Il
viaggio di riscoperta delle proprie radici cultural-musicali si fa sempre più
intenso per Leyla McCalla, violoncellista di origini haitiane conosciuta
per la sua collaborazione con i Carolina Chocolate Drops e ormai resasi indipendente
attraverso una singolare carriera solista. Oggi quest'ultima approda ad un secondo
capitolo se possibile ancora più asciutto e densamente folk rispetto all'affascinante
predecessore, quel Vari-Colored
Songs che aveva imposto il nome della McCalla fra le più affascinanti
chanteuse di una canzone roots meticcia. Siamo di nuovo a metà strada fra New
Orleans e i Caraibi, tra il French Quarter e l'amata Haiti, isola da cui proviene
la storia dei genitori di Leyla, lei nata a New York e diplomatasi con studi classici
sul violoncello, poi attirata dal battito della strada e del folklore americano.
Se in passato il riferimento alto era rappresentato dal poeta afro-americano
Langston Hughes, a cui in parte era dedicato l'esordio, oggi la presa di coscienza
di Leyla è più personale, intrecciando una coscienza sociale e temi che indagano
la sua condizione di donna figlia di immigrati in America. A Day For The
Hunter, A Day For The Prey, proverbio haitiano e titolo di un libro di
Gage Averill sulla musica popolare di quel paese, è ancora una fusione di linguaggi
fra l'inglese, il francese e il creolo delle isole caraibiche, che grazie all'interesse
suscitato dal debutto del 2013 può avvalersi di partecipazioni importanti, a impreziosire
una musica che resta comunque delicata, soffusa come il canto di Leyla McCalla
stessa: dall'amica Rhiannon Giddens, ai tempi dei Carolina Chocolate Drops,
in Manman, all'inconfondibile chitarra di
Marc Ribot, qui tornato sui passi dei ritmi latini con i Los Cubanos Postizos
in Peze Cafè, o ancora Louis Michot dei the
Lost Bayou Ramblers nello strumentale cajun Bluerunner e Sarah Quintana
a duettare nella diafana, dolcissima Salangadou.
Fin troppo rigoroso nella sua scarna veste acustica, l'album svela un fascino
ancestrale e richiede silenzio e disposizione d'animo: solo così si potrà apprezzare
il lavoro di melting pot musicale messo in atto da Leyla McCalla, alla ricerca
di tradizioni che possano colloquiare fra loro.
Il messaggio nel 2016
è più forte che mai, e il violoncello della protagonista, centrale quanto violino
e chitarre acustiche, lo sottolinea nel sound sinuoso della stessa A Day For
The Hunter, A Day For The Prey, nella danza creola di Les
Plats Sont Tous Mis Sur La Table, solo voce e archi, e nello scuro
folk dalle ascendenze appalachiane di Little Sparrow.
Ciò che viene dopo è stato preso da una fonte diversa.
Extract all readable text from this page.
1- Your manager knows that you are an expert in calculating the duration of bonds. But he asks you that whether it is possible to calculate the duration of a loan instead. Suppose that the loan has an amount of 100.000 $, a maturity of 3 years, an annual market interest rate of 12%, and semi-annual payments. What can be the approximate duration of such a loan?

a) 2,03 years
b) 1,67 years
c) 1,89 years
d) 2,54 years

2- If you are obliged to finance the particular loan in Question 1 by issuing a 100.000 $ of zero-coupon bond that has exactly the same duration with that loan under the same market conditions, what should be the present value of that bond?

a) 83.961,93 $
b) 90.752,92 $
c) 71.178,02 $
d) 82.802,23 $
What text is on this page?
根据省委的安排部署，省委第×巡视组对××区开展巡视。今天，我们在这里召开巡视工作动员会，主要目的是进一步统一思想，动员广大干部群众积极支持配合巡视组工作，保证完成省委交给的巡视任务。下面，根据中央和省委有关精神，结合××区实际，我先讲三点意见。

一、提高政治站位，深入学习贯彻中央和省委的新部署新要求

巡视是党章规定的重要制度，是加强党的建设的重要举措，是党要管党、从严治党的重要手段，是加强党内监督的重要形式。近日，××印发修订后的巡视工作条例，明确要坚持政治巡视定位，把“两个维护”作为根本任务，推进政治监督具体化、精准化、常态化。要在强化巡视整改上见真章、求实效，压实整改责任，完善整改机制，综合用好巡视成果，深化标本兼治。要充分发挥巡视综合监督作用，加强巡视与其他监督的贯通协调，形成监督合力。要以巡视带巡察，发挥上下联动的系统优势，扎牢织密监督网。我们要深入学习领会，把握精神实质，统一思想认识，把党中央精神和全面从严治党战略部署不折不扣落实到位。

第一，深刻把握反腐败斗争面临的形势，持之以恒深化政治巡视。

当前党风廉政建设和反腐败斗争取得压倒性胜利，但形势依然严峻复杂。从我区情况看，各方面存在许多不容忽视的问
Non si pensi comunque
a un disco senza variazioni stilistiche: pur nella sua intransigente veste, alterna
piccole soprese come il passo klezmer della melodia di Far
From Your Web, con banjo e fiddle a piroettare, accenna morbide ballate
sospese fra classicismo e tradizione roots con Let It Fall, chiudendo poi
fra un dolce ancheggiare caraibico in Fey-O e
un ritorno per i vicoli più poveri di New Orleans con Minis Azaka.
Personale,
differente, il folk di Leyla McCalla parla un lingua antica ma cerca un incontro
di culture per leggere la trama del suo presente.